I critici delle criptovalute temono che i governi di tutto il mondo seguano l'esempio della Cina e vietino le criptovalute. Il motivo è che i governi non gradirebbero perdere il monopolio sul potere del denaro e la capacità di controllare l'economia e i tassi di inflazione.
Tuttavia, la maggioranza ritiene che non si arriverà a un divieto totale delle criptovalute. Jerome Powell, presidente della Federal Reserve, ha affermato che non hanno alcuna intenzione di vietare completamente le criptovalute. D'altro canto, Gary Gensler ha dichiarato che gli investitori subirebbero danni se non venissero imposte normative più severe.

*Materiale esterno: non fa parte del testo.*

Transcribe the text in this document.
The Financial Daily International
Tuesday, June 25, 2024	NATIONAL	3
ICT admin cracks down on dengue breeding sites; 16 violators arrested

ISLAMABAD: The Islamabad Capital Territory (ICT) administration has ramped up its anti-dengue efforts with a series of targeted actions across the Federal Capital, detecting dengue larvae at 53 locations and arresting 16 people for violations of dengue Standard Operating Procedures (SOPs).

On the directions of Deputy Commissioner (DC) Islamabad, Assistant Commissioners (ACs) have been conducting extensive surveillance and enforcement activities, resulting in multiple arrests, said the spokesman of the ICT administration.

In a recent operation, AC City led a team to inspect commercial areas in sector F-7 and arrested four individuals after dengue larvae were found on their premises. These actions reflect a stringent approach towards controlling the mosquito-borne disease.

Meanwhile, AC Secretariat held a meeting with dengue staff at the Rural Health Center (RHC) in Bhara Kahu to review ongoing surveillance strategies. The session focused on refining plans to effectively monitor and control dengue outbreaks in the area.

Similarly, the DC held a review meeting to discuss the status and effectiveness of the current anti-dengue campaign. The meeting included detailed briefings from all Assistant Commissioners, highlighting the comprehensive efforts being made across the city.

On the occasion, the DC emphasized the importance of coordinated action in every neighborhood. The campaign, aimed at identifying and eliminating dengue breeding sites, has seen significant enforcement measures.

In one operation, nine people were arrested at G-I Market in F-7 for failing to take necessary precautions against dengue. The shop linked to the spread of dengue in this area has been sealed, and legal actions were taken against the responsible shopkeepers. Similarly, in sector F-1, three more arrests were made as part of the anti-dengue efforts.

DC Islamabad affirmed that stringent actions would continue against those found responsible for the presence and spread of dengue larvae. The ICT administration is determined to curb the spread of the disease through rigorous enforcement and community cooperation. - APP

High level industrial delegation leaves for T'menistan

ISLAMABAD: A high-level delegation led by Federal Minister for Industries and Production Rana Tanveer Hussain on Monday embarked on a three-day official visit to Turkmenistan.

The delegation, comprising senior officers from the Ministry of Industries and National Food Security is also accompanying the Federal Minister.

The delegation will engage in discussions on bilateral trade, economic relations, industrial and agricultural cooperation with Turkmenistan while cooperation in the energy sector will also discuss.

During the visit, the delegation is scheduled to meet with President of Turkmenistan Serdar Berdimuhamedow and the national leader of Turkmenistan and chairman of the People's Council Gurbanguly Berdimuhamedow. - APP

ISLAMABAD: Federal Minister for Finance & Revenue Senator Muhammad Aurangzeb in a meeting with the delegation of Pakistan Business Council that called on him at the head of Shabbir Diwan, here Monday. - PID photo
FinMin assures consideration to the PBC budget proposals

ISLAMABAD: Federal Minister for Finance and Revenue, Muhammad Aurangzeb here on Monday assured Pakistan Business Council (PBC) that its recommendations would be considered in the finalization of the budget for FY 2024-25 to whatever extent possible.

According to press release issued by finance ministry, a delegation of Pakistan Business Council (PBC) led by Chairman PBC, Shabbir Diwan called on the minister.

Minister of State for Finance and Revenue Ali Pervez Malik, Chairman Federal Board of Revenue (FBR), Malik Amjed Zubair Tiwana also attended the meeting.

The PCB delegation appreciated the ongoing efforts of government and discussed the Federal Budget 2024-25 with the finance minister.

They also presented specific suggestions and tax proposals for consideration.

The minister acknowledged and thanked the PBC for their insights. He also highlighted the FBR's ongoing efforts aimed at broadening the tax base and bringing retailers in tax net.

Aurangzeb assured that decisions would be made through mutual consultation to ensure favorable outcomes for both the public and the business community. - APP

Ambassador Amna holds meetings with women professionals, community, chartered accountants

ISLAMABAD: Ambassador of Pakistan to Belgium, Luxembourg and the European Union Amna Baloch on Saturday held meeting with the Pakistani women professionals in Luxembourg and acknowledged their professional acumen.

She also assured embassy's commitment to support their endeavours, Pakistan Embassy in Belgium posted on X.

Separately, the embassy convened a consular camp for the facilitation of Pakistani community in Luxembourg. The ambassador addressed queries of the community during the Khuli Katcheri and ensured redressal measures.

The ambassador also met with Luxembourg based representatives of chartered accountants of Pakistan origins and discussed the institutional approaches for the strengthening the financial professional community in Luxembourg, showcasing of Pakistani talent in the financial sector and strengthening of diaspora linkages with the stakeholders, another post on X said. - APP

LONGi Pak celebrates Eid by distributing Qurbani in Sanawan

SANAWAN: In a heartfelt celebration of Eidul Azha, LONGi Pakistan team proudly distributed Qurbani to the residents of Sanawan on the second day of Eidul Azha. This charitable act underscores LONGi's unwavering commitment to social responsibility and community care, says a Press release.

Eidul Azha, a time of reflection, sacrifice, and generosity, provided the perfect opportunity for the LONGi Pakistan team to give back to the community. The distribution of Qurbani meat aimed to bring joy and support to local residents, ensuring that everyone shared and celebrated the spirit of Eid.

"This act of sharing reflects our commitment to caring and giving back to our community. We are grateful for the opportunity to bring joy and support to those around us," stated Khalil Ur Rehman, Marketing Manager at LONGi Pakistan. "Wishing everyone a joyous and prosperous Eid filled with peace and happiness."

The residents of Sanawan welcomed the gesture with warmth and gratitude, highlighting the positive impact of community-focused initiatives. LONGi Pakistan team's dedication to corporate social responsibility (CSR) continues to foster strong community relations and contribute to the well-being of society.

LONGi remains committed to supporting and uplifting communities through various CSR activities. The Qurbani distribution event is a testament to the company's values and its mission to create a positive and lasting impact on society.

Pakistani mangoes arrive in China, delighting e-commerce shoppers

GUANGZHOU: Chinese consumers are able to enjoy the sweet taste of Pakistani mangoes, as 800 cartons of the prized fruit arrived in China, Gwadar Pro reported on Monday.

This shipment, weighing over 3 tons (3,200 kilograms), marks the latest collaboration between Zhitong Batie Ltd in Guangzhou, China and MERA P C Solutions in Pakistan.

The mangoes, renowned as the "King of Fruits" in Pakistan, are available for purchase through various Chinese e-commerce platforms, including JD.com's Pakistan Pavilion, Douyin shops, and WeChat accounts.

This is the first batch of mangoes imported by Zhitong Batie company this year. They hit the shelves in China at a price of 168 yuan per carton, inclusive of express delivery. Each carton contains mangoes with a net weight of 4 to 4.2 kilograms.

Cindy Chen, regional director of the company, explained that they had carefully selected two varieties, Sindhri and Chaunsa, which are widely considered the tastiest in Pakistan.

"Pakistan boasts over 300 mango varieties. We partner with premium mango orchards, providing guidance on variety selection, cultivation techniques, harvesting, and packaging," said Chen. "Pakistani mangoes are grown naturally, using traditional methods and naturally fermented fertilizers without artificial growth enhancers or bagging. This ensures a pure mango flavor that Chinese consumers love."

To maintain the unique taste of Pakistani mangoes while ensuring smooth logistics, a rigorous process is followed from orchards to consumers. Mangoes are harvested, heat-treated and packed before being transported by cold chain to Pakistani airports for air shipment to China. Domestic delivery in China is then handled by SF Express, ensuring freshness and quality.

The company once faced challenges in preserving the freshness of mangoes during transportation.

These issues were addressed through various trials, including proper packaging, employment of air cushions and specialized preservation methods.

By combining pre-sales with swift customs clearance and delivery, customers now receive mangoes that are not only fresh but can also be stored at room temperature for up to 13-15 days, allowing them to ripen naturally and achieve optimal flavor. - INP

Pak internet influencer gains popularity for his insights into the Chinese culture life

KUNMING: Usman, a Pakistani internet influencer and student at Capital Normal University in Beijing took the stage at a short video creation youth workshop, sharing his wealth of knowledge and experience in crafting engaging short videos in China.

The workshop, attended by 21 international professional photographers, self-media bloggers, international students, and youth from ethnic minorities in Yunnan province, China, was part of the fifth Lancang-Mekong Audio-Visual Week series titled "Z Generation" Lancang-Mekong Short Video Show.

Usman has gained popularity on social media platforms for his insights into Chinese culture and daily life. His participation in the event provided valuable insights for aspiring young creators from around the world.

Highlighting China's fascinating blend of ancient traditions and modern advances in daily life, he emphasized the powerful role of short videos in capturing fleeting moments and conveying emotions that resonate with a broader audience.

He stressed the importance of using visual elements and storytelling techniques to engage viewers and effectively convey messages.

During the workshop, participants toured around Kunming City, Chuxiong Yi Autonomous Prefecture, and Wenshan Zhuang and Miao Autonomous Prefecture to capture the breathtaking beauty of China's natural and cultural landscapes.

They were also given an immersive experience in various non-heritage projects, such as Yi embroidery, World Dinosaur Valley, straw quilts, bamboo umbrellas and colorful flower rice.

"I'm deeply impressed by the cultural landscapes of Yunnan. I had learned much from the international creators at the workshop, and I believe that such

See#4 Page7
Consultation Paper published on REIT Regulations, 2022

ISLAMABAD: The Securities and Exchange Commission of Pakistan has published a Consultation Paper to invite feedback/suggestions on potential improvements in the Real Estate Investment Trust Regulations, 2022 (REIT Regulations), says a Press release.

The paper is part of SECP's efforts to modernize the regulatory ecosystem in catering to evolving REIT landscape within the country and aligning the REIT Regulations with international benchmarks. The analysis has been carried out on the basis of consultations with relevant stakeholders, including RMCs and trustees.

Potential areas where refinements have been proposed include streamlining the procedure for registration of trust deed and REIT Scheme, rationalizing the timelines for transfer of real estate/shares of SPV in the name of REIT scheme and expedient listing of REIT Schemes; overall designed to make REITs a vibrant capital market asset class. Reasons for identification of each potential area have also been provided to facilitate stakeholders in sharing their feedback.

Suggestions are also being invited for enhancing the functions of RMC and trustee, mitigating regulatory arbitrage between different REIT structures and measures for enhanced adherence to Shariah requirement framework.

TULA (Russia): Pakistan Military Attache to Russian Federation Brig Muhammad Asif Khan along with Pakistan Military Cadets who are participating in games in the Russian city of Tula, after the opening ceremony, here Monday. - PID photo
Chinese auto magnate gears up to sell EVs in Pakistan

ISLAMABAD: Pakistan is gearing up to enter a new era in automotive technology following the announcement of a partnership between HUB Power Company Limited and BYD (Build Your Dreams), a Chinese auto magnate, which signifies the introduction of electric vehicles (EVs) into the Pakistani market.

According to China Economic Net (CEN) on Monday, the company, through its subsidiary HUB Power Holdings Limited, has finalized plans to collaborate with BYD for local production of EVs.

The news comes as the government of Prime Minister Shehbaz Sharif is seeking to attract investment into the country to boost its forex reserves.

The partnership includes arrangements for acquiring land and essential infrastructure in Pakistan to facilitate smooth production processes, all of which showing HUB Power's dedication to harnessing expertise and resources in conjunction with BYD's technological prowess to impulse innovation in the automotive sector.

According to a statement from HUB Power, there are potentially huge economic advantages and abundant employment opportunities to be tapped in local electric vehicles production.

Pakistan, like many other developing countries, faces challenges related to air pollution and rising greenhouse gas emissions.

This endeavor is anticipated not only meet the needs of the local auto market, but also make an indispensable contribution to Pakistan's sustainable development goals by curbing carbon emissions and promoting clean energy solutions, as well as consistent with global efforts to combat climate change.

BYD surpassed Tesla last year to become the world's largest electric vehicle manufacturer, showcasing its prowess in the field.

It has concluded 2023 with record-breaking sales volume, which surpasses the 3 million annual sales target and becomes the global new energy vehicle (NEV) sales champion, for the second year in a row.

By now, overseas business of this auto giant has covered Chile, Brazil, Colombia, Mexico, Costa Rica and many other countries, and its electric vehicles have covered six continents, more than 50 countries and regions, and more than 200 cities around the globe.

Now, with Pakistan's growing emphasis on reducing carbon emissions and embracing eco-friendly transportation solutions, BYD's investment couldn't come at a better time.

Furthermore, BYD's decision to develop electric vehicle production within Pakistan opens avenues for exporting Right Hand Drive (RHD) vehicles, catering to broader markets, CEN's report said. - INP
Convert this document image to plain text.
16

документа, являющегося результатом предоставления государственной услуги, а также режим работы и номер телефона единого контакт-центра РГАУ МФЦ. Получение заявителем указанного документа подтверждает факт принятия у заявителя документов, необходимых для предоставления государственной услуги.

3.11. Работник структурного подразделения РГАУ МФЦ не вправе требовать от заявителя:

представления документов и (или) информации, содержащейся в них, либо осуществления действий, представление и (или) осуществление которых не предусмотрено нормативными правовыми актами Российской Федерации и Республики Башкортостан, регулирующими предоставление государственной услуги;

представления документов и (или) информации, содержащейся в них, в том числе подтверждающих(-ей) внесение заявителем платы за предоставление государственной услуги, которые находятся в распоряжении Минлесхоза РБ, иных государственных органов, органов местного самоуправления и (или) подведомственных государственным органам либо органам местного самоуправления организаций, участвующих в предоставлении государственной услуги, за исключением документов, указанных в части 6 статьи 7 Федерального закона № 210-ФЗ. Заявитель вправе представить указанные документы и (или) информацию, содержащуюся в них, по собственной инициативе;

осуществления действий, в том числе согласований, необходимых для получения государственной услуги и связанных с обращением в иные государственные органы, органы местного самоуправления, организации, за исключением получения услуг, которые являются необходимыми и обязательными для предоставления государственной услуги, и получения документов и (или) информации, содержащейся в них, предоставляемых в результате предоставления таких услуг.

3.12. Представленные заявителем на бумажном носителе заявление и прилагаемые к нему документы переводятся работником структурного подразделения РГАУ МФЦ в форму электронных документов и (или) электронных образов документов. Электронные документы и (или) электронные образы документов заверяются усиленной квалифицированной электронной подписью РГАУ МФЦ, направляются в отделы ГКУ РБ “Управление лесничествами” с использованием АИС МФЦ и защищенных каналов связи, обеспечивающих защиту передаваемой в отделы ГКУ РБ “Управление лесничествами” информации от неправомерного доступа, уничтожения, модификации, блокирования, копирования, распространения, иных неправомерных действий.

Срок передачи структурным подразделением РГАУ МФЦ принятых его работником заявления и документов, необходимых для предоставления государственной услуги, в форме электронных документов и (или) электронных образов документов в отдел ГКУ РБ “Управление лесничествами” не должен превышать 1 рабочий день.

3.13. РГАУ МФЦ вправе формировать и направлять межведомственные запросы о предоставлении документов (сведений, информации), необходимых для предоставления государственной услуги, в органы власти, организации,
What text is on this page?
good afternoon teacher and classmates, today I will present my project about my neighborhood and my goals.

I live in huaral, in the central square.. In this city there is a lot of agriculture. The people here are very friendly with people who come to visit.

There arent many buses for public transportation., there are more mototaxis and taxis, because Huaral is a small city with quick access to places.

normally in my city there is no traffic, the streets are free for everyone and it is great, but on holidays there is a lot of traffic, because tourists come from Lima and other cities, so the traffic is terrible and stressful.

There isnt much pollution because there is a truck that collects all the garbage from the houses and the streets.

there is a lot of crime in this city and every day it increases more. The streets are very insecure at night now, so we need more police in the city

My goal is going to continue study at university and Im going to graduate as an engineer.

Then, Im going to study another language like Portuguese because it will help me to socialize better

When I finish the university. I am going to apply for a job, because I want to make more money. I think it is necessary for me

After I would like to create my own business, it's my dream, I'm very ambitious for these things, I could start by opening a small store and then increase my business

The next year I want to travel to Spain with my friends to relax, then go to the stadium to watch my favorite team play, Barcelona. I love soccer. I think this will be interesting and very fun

Nella sua proposta di bilancio per il 2022, l'amministrazione Biden potrebbe introdurre nuovi obblighi di segnalazione per chi effettua transazioni in criptovalute. Nel maggio 2021, il Dipartimento del Tesoro statunitense ha pubblicato il "Greenbook", che richiede un obbligo di segnalazione più completo perché, a differenza del contante, è difficile spendere criptovalute senza essere segnalati. Si ipotizza che Biden abbia proposto di aumentare l'aliquota fiscale sulle plusvalenze a lungo termine dal 23.8% al 43.4%.
Conclusione
Le criptovalute sono legali? Sì, è assolutamente legale scambiare qualsiasi tipo di criptovaluta. Tuttavia, come le azioni, le criptovalute non possono essere utilizzate come moneta cartacea per acquistare direttamente beni e servizi. Il mercato delle criptovalute è rischioso, speculativo e volatile. È importante informarsi, imparare e valutare i rischi connessi prima di investire. Allo stesso tempo, le criptovalute offrono potenzialmente rendimenti elevati, trasferimenti rapidi di fondi e trasferimenti internazionali immediati.